Die Ministerpräsidenten der sechs Länder gehören der CDU, CSU oder SPD an. Die Küstenländer sind Werften-Standorte, in den Binnenländern gibt es Zulieferfirmen für den Schiffbau.

Günther schlug auch einen Krisengipfel vor. Die Bundesregierung solle zu einem Treffen über "die Herausforderungen und Perspektiven des deutschen Marineschiffbaus für die kommenden 15 bis 20 Jahre" Vertreter der Länder, Wirtschaftsverbände, Gewerkschaften und Unternehmen einladen. Ziel der deutschen Rüstungspolitik müsse sein, "das Know-how des deutschen Marineschiffbaus, die Technologieführerschaft und damit die nationale Souveränität zu erhalten". Es gehe auch um die Sicherung der 10 000 Arbeitsplätze - davon 6000 in Norddeutschland - im Marineschiffbau in Deutschland.

Hintergrund ist die Vergabe des 5,3-Milliarden-Euro-Auftrags für das deutsche Mehrzweckkampfschiff MKS 180 an ein niederländisch geführtes Konsortium. Die Kieler Werft German Naval Yards mit der ebenfalls in Kiel ansässigen Werft ThyssenKrupp Marine Systems als Subunternehmen scheiterte mit ihrem Angebot. German Naval Yards ist gegen die Vergabe juristisch vorgegangen.

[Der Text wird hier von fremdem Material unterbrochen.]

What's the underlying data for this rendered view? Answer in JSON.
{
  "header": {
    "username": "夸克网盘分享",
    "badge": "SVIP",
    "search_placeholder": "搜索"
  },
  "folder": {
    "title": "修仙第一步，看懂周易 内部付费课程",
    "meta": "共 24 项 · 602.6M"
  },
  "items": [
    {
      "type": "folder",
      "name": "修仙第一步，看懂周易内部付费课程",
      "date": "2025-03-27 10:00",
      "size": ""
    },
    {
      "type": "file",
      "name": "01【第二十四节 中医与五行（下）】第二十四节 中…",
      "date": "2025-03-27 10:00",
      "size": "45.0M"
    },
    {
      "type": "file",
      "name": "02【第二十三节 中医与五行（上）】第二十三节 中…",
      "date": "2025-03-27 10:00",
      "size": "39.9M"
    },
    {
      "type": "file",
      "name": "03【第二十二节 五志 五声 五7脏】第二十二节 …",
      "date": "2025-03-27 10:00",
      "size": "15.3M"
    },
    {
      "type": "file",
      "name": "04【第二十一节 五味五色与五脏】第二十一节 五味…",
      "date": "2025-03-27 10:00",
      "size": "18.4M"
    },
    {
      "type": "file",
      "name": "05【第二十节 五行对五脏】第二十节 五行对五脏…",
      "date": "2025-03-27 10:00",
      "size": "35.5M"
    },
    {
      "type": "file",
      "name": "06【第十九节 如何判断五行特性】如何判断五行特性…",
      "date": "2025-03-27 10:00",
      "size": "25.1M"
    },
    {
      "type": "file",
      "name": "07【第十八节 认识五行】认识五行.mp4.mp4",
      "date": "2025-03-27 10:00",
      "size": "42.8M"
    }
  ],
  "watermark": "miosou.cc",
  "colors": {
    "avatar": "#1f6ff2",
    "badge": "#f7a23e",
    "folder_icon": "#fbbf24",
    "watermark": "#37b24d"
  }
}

In dem Schreiben wird auch ein Verzicht auf europäische Ausschreibungen von wichtigen deutschen Marineprojekten gefordert wie dies auch andere EU-Länder praktizierten. Hier bestehe "dringender Handlungsbedarf". Günther erinnerte an Beschlüsse der norddeutschen Regierungschefs von 2018/2019, den Marine-Überwasserschiffbau "in die Liste der nationalen verteidigungsindustriellen Schlüsseltechnologien" des Verteidigungsministeriums aufzunehmen - wodurch europäische Ausschreibungen von zentralen Marineprojekten nicht mehr zwingend notwendig wären.

"Sollte hingegen unsere Schiffbauindustrie im militärischen Schiffbau weiterhin dem verzerrten europäischen Wettbewerb unterliegen und die Deutsche Marine als "parent navy" ihre Aufträge nicht an unsere heimischen Werften vergeben, steht der deutsche Marineschiffschau vor einer düsteren Zukunft", warnten die sechs Länderchefs. Dies treffe nicht allein die Küstenländer, "sondern in erheblichem Maß auch die in der Wertschöpfungskette maßgeblich beteiligte Zulieferindustrie im Westen und im Süden der Bundesrepublik".

Die IG Metall Küste begrüßte die Initiative der Länderchefs, den Marine-Überwasserschiffbau als Schlüsseltechnologie einzustufen. "Unternehmen und Beschäftigte warten lange genug darauf", sagte Daniel Friedrich, Bezirksleiter der IG Metall Küste. "Die Bundesregierung muss endlich handeln und darf den immer wieder angekündigten Kabinettsbeschluss nicht weiter verzögern. Auf dieser Grundlage müssen Bundesregierung, Länder, Unternehmen, Verbände und IG Metall Küste dann bei dem von uns geforderten Marine-Gipfel über die Zukunft der Branche sprechen."